Hamburg

Kreuzfahrtschiffe meiden Färöer wegen Delfinjagden

Reedereien erwägen alternative Routen, Anlandungen sind bis auf Weiteres storniert

Hamburg. Das Deutsche Wal- und Delfinschutz-Forum (WDSF) begrüßt, dass mehrere Touristik-Unternehmen Kreuzfahrten zu den Färöer-Inseln wegen der dortigen Delfinjagden reduzieren oder ganz aus dem Programm nehmen.
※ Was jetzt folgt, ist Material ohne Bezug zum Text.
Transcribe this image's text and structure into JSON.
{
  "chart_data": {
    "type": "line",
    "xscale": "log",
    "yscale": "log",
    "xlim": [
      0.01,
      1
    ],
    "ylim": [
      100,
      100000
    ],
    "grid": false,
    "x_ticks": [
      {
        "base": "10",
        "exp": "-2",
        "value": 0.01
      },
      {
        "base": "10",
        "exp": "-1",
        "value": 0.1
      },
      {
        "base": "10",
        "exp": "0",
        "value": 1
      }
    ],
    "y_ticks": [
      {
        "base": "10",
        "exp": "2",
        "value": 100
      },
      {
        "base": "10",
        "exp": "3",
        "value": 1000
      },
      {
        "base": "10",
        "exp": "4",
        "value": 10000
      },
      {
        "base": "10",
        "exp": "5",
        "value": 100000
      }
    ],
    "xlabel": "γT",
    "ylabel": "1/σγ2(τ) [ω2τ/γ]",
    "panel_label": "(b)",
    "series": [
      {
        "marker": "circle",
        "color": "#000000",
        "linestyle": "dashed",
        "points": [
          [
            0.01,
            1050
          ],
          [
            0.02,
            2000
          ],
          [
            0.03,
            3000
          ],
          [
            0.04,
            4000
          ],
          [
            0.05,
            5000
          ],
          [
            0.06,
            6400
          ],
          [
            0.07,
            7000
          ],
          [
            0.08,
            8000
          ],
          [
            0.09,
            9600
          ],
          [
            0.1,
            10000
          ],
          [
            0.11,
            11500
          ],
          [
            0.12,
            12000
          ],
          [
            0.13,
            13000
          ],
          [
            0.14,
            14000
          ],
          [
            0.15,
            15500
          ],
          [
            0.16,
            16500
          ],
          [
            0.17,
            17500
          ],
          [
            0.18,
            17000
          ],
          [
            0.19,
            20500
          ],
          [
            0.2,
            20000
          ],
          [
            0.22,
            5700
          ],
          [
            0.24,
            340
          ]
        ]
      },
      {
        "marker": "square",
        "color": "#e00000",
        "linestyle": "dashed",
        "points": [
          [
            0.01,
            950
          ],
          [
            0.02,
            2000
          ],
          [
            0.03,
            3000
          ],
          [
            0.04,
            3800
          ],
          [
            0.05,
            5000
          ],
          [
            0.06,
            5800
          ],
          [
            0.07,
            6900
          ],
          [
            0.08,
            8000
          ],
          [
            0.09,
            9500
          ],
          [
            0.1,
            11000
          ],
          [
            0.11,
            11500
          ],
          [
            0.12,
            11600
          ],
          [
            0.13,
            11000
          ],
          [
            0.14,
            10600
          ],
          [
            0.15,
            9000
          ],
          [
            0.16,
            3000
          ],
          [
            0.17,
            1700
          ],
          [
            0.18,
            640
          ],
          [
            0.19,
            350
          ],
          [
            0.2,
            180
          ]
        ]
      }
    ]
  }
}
Wie die in Hagen ansässige Organisation am Montag mitteilte, hat das Kreuzfahrtunternehmen Aida Cruises seine alljährlichen Anlandungen bis auf weiteres storniert, um seine Missbilligung über die Treibjagden auszudrücken. Zudem reduzierte Hapag-Lloyd Kreuzfahrten die Zahl seiner Anfahrten. Bei Hapag-Lloyd wie auch bei Tui Cruises gibt es Überlegungen über Alternativrouten und eine komplette Streichung der Anfahrten. Die Färöer-Inseln im Nordatlantik sind ähnlich wie Grönland eine autonome Nation innerhalb des Königreichs Dänemark.

Nach Angaben des WDSF wurde im Juni auf den Färöer-Inseln ein Gesetz verabschiedet, das Einheimische wie Touristen verpflichtet, innerhalb einer Zwölf-Meilen-Zone jede Sichtung der Meeressäuger den Behörden zu melden. Die Informationen können dazu dienen, Treibjagden auf Grindwale und andere Delfinarten zu starten.

Aus Verantwortung gegenüber der Crew und den Gästen sowie aus Gründen des Artenschutzes habe sich Aida Cruises entschieden, „die Färöer-Inseln bis auf Weiteres nicht mehr anzulaufen“, bestätigte das Rostocker Unternehmen. Stattdessen sollen die Kreuzfahrtschiffe nun den Hafen von Kirkvall auf den schottischen Orkney-Inseln anlaufen.